La Cour rappelle en premier lieu que les titulaires de droits jouissant du droit exclusif d’autoriser ou d’interdire tout acte de mise à la disposition du public, il doit être constaté qu’un acte de mise à la disposition du public d’un objet protégé sur un site Internet effectué sans le consentement des titulaires de droits porte atteinte au droit d’auteur et aux droits voisins.

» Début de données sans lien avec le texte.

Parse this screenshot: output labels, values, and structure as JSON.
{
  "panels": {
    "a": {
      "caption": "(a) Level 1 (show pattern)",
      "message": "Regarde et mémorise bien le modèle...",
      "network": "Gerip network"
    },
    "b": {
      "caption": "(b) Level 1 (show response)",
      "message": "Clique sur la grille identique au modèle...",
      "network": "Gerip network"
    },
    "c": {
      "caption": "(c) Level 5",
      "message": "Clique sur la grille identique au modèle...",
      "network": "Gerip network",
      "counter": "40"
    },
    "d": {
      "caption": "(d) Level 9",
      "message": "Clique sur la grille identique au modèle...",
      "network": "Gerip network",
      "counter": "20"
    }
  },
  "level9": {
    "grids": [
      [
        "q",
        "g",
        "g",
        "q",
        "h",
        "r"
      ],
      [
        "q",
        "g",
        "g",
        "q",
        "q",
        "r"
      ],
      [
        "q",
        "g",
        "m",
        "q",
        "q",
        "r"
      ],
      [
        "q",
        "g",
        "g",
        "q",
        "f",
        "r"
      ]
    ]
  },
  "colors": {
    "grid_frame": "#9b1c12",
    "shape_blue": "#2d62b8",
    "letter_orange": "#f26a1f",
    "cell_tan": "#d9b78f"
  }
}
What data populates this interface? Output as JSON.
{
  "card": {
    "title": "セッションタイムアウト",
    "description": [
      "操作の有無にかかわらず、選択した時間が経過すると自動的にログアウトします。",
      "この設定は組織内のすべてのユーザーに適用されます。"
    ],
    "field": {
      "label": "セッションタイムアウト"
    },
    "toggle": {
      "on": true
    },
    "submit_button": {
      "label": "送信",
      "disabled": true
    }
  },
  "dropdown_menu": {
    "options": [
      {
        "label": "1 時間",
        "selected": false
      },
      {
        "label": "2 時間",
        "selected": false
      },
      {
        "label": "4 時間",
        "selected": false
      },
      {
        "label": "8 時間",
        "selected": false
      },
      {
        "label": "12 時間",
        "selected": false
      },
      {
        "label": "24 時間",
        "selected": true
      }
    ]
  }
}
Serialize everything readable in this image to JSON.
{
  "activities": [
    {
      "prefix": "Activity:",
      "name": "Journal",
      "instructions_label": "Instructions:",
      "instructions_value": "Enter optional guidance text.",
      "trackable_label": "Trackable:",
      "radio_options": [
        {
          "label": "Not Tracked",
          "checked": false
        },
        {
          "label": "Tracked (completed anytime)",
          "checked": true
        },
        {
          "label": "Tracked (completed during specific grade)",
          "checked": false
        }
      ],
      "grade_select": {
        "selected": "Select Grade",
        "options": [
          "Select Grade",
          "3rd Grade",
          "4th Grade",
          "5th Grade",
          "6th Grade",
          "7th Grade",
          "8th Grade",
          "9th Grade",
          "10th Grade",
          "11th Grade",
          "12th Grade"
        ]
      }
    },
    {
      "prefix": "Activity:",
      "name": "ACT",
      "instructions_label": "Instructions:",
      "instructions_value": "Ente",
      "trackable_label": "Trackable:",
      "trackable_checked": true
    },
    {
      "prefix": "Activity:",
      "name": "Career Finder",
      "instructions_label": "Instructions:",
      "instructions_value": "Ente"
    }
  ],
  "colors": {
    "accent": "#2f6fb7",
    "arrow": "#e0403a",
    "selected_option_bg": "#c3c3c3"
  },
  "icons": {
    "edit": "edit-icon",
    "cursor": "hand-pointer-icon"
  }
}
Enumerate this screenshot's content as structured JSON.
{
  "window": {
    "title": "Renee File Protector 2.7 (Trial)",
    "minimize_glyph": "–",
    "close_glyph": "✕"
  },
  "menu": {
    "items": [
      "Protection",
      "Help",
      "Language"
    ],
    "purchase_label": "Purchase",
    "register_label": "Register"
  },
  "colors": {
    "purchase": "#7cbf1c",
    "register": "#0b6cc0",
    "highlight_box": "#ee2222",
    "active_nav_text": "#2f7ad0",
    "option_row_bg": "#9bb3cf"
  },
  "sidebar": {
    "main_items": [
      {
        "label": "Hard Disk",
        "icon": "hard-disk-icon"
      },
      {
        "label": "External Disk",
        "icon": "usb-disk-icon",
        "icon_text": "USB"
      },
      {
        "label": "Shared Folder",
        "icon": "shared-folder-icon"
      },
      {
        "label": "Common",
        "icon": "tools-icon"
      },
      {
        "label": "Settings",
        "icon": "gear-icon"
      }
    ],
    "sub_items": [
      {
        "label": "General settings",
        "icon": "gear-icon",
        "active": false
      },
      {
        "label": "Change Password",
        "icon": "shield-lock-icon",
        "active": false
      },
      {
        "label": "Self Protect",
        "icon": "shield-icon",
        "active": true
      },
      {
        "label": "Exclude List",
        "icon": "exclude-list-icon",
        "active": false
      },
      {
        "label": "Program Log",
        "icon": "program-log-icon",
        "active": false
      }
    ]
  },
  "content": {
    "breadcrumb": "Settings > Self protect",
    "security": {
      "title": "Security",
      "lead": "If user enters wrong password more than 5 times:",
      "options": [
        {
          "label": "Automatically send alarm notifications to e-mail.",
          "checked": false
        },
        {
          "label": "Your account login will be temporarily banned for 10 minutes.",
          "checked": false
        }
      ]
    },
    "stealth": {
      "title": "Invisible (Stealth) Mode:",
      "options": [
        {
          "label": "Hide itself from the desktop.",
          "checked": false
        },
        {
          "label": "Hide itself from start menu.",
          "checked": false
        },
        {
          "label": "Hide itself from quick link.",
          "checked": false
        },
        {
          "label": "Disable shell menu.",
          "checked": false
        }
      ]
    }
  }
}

En second lieu, elle estime que  » vu que le fournisseur d’accès à Internet est un acteur obligé de toute transmission sur Internet d’une contrefaçon entre l’un de ses clients et un tiers, puisque, en octroyant l’accès au réseau, il rend possible cette transmission (voir, en ce sens, ordonnance du 19 février 2009, LSG-Gesellschaft zur Wahrnehmung von Leistungsschutzrechten, C‑557/07, Rec. p. I‑1227, point 44), il y a lieu de considérer qu’un fournisseur d’accès à Internet, tel que celui en cause au principal, qui permet à ses clients d’accéder à des objets protégés mis à la disposition du public sur Internet par un tiers, est un intermédiaire dont les services sont utilisés pour porter atteinte à un droit d’auteur ou à un droit voisin au sens de l’article 8, paragraphe 3, de la directive 2001/29. »

Sur un autre plan, la Cour juge que « Les droits fondamentaux reconnus par le droit de l’Union doivent être interprétés en ce sens qu’ils ne s’opposent pas à ce qu’il soit fait interdiction, au moyen d’une injonction prononcée par un juge, à un fournisseur d’accès à Internet d’accorder à ses clients l’accès à un site Internet mettant en ligne des objets protégés sans l’accord des titulaires de droits, lorsque cette injonction ne précise pas quelles mesures ce fournisseur d’accès doit prendre et que ce dernier peut échapper aux astreintes visant à réprimer la violation de ladite injonction en prouvant qu’il a pris toutes les mesures raisonnables, à condition cependant que, d’une part, les mesures prises ne privent pas inutilement les utilisateurs d’Internet de la possibilité d’accéder de façon licite aux informations disponibles et, d’autre part, que ces mesures aient pour effet d’empêcher ou, au moins, de rendre difficilement réalisables les consultations non autorisées des objets protégés et de décourager sérieusement les utilisateurs d’Internet ayant recours aux services du destinataire de cette même injonction de consulter ces objets mis à leur disposition en violation du droit de propriété intellectuelle, ce qu’il appartient aux autorités et aux juridictions nationales de vérifier ».